Fifteen years ago, the tax authorities discovered a financial deal of staggering sums. Its organizers will be judged in Paris.
They are suspected of knowingly participating in a financial arrangement aimed at deceiving the tax authorities with huge sums: the former leaders of the investment firm Wendel, including the former president of Medef, are on trial from Monday in Paris. Fifteen years after the events, fourteen people must appear for three weeks, first of all, Baron Celier, 84 years old, heir to the Wendell family, at that time Chairman of the Supervisory Board and Patron of European Presidents.
At his side, Jean-Bernard Lafonta, 60, then at the helm of the Executive Board, as well as eleven CEOs – former and current – and a former tax attorney will have to explain their position at the head of the 32nd Correctional Chamber. A very sophisticated profit sharing scheme program called Solfur. At the end of May 2007, this clever scheme enabled fourteen officials (one of whom has since died) to recover 315 million euros in shares, or 4.6% of Wendell’s capital, and this, according to the prosecution, “Completely tax free».
For the National Financial Prosecutor’s Office (PNF), the gain then generated artificially, by corporate intervention, was placed under a system of “Tax suspension“With a view to deferring or even eventually avoiding the payment of taxes on these large capital gains. An explanation opposed by the defendants, who during the investigations refuted any intent to defraud, and to ensure that the assembly respected the law and administrative jurisprudence of the time. Their lawyers, who did not want to speak before trial, would demand, The trial is scheduled to begin on Monday with a procedural battle over the legal issues raised by the defense.

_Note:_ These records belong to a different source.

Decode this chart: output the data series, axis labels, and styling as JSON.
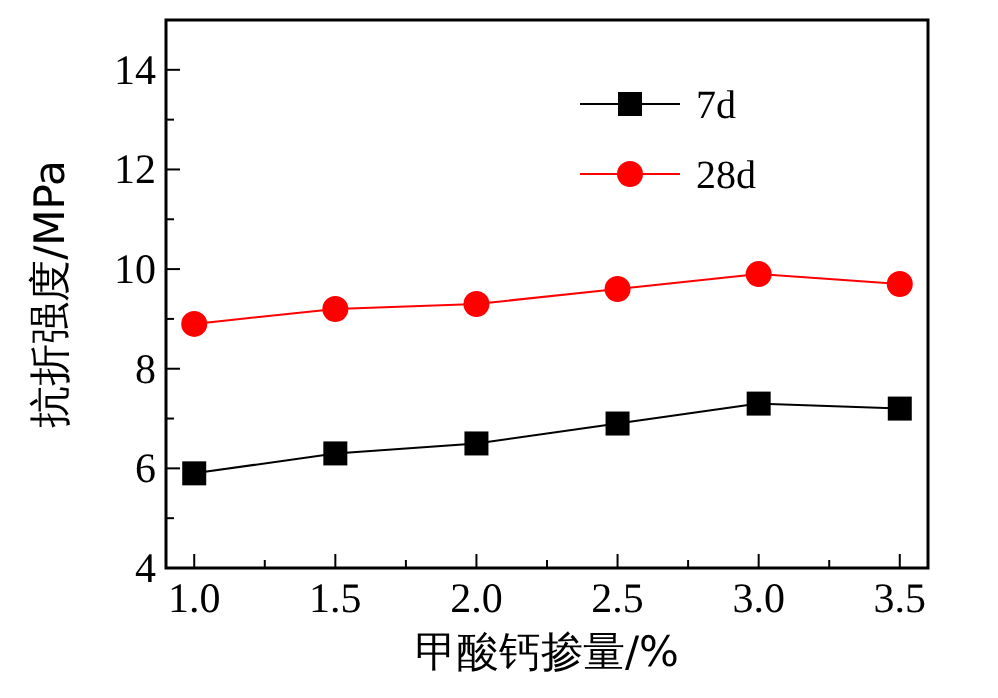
{
  "chart_data": {
    "type": "line",
    "xlabel": "甲酸钙掺量/%",
    "ylabel": "抗折强度/MPa",
    "x": [
      1.0,
      1.5,
      2.0,
      2.5,
      3.0,
      3.5
    ],
    "series": [
      {
        "name": "7d",
        "color": "#000000",
        "marker": "square",
        "values": [
          5.9,
          6.3,
          6.5,
          6.9,
          7.3,
          7.2
        ]
      },
      {
        "name": "28d",
        "color": "#ff0000",
        "marker": "circle",
        "values": [
          8.9,
          9.2,
          9.3,
          9.6,
          9.9,
          9.7
        ]
      }
    ],
    "xlim": [
      0.9,
      3.6
    ],
    "xticks": [
      {
        "value": 1.0,
        "label": "1.0"
      },
      {
        "value": 1.25,
        "label": null
      },
      {
        "value": 1.5,
        "label": "1.5"
      },
      {
        "value": 1.75,
        "label": null
      },
      {
        "value": 2.0,
        "label": "2.0"
      },
      {
        "value": 2.25,
        "label": null
      },
      {
        "value": 2.5,
        "label": "2.5"
      },
      {
        "value": 2.75,
        "label": null
      },
      {
        "value": 3.0,
        "label": "3.0"
      },
      {
        "value": 3.25,
        "label": null
      },
      {
        "value": 3.5,
        "label": "3.5"
      }
    ],
    "ylim": [
      4,
      15
    ],
    "yticks": [
      4,
      {
        "value": 5,
        "label": null
      },
      6,
      {
        "value": 7,
        "label": null
      },
      8,
      {
        "value": 9,
        "label": null
      },
      10,
      {
        "value": 11,
        "label": null
      },
      12,
      {
        "value": 13,
        "label": null
      },
      14
    ],
    "legend": "top right",
    "grid": false,
    "line_style": "solid"
  }
}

Simultaneously with a global reorganization, Operation Sulfur caused an uproar within Wendel, the former steel giant who became an investment company, still controlled by a family holding company with one thousand descendants of Jean Martin Wendel, founder of the group in Lorraine in 1704. In the months that followed. However, the difficulties faced by Saint-Gobain, in which Wendell invested, especially the 2008 financial crisis, stumbled the movement. Some executives considered themselves wronged, and took legal action, denouncing the eventual disastrous gathering. In December 2010, just days before the tax law, everyone was notified of a major amendment: 240 million in total, fines included. In 2012, Percy brought to justice a series of criminal complaints for tax evasion, which led to a judicial investigation.
The investigations relied notably on the exchange of emails regarding preparations for the arrangement at the end of 2006 and the beginning of 2007, between Wendel managers, their teams of lawyers and JPMorgan Chase, where “tax risksIt has been thoroughly studied. However, the US bank, which was initially put on trial in 2016 for complicity in tax evasion on the side of the defendants, will miss the court. In September, it agreed to pay a fine of €25 million via a court settlement to close the charges.
One “Mozart Finance»
Presented as aMozart FinanceWhen he arrived as group general manager in 2001 at the age of 40, Jean-Bernard Lafonta, who had worked for Lazard Bank and BNB, finally resigned in 2009 in the wake of the affair. Sentenced for insider trading and dissemination of misinformation and then released on appeal, he must be tried from Monday on charges of tax evasion but also of complicity: principal beneficiary (€120m, before Mr. Celier, 79m), suspect after inciting executives to join to Sulfur.
During the investigations, many of them confirmed that “He had no other choice“who accept”Package“,”key in hand“After confirming”Full compliance with legality and taxesWhile some have long opposed the tax amendment, nearly all CEOs have finally agreed to a deal with the tax authorities. A former tax attorney who was a member of the famous Debevoise & Plimpton, who helped shape the fine lines of the arrangement, is also on trial for complicity in tax evasion. All bear a fine of €37,500 and five years in prison.